Ach, Sebastian, die Muhme in der Stadt ist meine Mutter. Wo sie jetzt leben mag, ist mir unbekannt, denn sie hat ihren sonstigen Wohnort verlassen; ihre Spur hab' ich nicht entdecken können. O, mein Bruder, sei ruhig, ich bitte dich bei dem Allmächtigen, der uns gnädig sein möge. Beruhige dich, Sebastian, wie ich es that. In der Art unserer Geburt waltet mehr ein Zufall, als darin, wie wir sterben und übergehn zu einem andern Leben. Die Sünde, die mich in die Welt einführte, weis' ich von mir, denn sie gehört mir nicht und ich bin still und ruhig in treuer Demuth.

So bist du also nicht meine Schwester, Lisette? sagte Sebastian mit einem tiefen Seufzer, indem er sie innig an sich drückte. Nein, nein, der alte Anton war nicht dein Vater, der meinige war er, denn ich bin von seiner Art, aber nicht du, meine sanfte, süße Taube. Darum konnte, darum durft' ich dich auch lieben mit mehr als brüderlicher Neigung, darum konnt' ich dir auch zugethan sein in heißer Liebe, wie ein Bräutigam seiner Braut. – Muß es sich also lösen?
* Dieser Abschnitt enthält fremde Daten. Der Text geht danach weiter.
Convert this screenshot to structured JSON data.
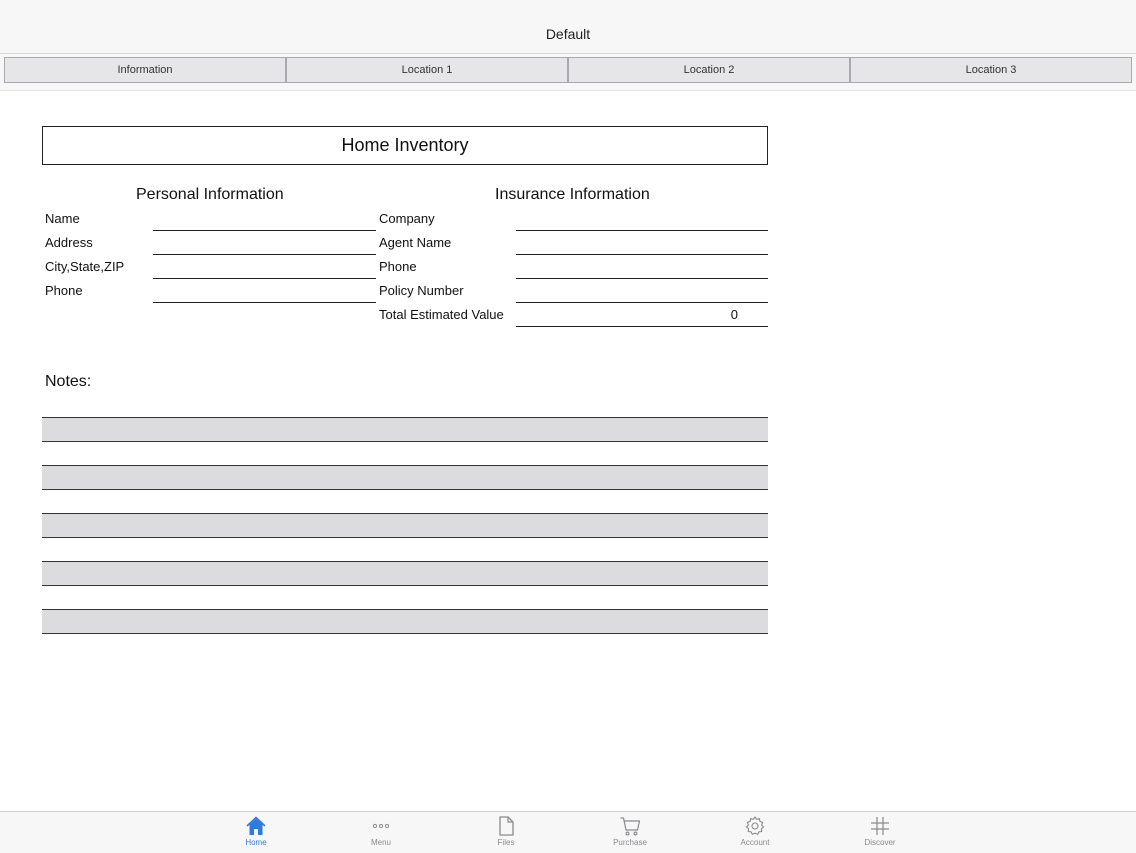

Gelobt sei Gott im Himmel! – Sieh, wie ist mir nun so wohl und leicht um's Herz, da ich weiß, daß du nicht meine Schwester, daß du die Geliebte meiner Seele warst und sein durftest. Lebewohl, Lisette, die ich so innig liebte in den Tagen meines Lebens und meiner Stärke; lebe wohl, meine Kraft ist hin, aber ich sterbe ruhig, in der Hoffnung meiner Seeligkeit. –

Weinend hielt Lisette den treuen Geliebten umschlungen; ihre Thränen flossen in milder Wehmuth über ihre Wangen und Sebastian verhauchte an ihren Lippen seine Seele. Sie hielt ihn noch umfangen, aber sie fühlte seine Wangen kalt, seine Arme steif und ohne Leben; Sebastian lag todt an ihrem Busen. Der Wundarzt trat ein; er gedachte den Kranken zu besuchen und fand staunend einen Todten.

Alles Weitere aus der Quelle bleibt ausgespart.